Mahkemece davacı vekiline dava değerine göre eksik kalan 2.000.000 USD"nin TL karşılığı üzerinden harcın ikmal edilmesi için kesin süre verildiği, davacı vekilinin buna karşılık adli yardım talebinde bulunduğu, adli yardım koşullarının oluşmadığı ve verilen kesin süre içerisinde de eksik harcın ikmal edilmediğinden davanın reddine karar verilmiştir.
6100 sayılı HMK"nın “adli yardımdan yararlanacak kişiler” başlıklı 334. maddesinde kendisi ve ailesinin geçimini önemli ölçüde zor duruma düşürmeksizin, gereken yargılama veya takip giderlerini kısmen veya tamamen ödeme gücünden yoksun olan kimselerin iddia ve savunmalarında, geçici hukuki korunma taleplerinde ve icra takibinde, haklı oldukları yolunda kanaat uyandırmak kaydıyla adli yardımdan yararlanabileceği, maddenin ikinci fıkrasında tüzel kişiler açısından ise sadece kamuya yararlı dernek ve vakıflar, iddia ve savunmalarında haklı göründükleri ve mali açıdan zor duruma düşmeden gerekli giderleri kısmen veya tamamen ödeyemeyecek durumda oldukları takdirde adli yardımdan yararlanabilecekleri düzenlenmiştir.
492 sayılı Harçlar Kanununun 30. maddesi gereğince de yargılama aşamasında tespit edilen dava değerinin dava dilekçesinde bildirilen değerden fazla olduğunun anlaşılması halinde yargılamaya ancak o celse için devam edilir.
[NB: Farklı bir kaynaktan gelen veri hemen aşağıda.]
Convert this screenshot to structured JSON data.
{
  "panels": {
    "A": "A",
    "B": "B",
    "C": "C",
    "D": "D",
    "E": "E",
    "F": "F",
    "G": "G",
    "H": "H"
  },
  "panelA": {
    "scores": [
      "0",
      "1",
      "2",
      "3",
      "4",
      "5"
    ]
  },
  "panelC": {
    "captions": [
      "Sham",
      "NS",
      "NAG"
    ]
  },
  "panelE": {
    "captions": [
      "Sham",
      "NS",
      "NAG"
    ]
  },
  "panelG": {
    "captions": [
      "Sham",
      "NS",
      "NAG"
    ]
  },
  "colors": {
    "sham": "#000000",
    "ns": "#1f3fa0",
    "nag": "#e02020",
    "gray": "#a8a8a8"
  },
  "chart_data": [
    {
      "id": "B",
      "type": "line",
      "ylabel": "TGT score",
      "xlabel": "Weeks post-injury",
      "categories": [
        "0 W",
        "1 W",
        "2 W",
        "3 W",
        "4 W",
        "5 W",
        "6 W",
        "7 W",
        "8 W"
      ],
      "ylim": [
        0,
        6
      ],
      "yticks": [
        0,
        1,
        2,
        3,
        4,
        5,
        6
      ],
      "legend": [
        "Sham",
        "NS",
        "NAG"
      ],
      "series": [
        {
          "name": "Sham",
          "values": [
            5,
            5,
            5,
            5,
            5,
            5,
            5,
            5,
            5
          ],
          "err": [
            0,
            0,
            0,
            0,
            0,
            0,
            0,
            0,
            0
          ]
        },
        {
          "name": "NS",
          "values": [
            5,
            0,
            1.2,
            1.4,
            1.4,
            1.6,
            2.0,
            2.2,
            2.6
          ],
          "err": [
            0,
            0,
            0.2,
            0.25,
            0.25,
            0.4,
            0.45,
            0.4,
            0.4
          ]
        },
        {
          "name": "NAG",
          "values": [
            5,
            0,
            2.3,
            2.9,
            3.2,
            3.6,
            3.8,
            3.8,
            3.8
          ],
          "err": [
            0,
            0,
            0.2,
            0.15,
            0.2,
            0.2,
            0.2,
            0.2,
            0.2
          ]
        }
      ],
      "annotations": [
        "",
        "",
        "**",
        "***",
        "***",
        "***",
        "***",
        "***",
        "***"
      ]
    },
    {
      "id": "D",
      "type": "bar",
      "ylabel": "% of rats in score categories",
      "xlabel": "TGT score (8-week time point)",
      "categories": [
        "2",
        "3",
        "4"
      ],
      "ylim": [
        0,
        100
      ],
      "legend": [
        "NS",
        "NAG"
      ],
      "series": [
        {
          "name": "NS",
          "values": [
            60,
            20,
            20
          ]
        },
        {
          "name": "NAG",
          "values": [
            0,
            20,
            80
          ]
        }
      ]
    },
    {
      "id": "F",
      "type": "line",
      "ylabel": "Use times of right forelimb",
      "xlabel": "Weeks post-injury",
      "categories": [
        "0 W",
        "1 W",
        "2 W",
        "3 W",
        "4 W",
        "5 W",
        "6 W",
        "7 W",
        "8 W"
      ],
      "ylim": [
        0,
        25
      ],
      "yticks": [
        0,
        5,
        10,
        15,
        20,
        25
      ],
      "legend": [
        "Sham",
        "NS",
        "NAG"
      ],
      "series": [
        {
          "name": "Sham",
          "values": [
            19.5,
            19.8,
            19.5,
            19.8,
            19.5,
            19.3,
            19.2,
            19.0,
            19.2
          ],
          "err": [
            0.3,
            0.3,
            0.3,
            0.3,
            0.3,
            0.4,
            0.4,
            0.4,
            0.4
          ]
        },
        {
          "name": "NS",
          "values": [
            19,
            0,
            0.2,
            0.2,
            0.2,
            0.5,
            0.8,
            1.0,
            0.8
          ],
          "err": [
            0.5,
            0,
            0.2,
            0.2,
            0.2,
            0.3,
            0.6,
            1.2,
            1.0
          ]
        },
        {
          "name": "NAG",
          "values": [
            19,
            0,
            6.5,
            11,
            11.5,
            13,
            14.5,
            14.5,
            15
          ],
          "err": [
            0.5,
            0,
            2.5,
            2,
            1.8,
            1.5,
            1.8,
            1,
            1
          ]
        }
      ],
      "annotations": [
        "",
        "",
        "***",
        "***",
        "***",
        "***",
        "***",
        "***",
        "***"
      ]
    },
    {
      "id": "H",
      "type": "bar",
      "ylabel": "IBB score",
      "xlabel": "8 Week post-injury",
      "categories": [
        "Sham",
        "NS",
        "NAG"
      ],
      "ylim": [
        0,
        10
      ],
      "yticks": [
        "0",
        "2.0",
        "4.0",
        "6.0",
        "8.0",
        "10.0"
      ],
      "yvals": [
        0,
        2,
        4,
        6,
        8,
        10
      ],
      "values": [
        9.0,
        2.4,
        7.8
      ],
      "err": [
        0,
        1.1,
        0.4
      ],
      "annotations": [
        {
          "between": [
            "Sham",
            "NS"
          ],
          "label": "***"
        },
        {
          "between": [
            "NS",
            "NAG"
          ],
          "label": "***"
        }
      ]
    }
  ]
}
Eğer eksik harç takip eden celseye kadar tamamlanmazsa davaya devam olunmaz.
Bu açıklamalar ışığında, davacı davalıya geri kalan 2.000.000 USD borç bedelini ödemeye hazır olduğunu bildirdirdiğinden 6100 Sayılı HMK"nın 334. maddesinde belirtilen adli yardım koşullarının gerçekleşmediği anlaşılmaktadır. Bu itibarla davacı vekilinin adli yardım talebinin reddinde bir usulsüzlük bulunmamaktadır. Ancak mahkemece davacı vekiline tebliğ edilen ihtarnamede 492 sayılı Harçlar Kanununun 30. maddesi gereğince eksik harcın tamamlanmaması halinde davanın açılmamış sayılmasına karar verileceğinin belirtilmesi gerekirken davanın reddine karar verileceğinin bildirilmesi yasa hükmüne aykırı olup bu ihtarname esas alınarak davanın reddi doğru görülmemiş, bu sebeple kararın bozulması gerekmiştir.
SONUÇ: Yukarıda açıklanan nedenlerle davacı vekilinin temyiz itirazlarının kabulü ile hükmün BOZULMASINA, peşin harcın istek halinde yatırana iadesine, 17.03.2014 gününde oybirliği ile karar verildi.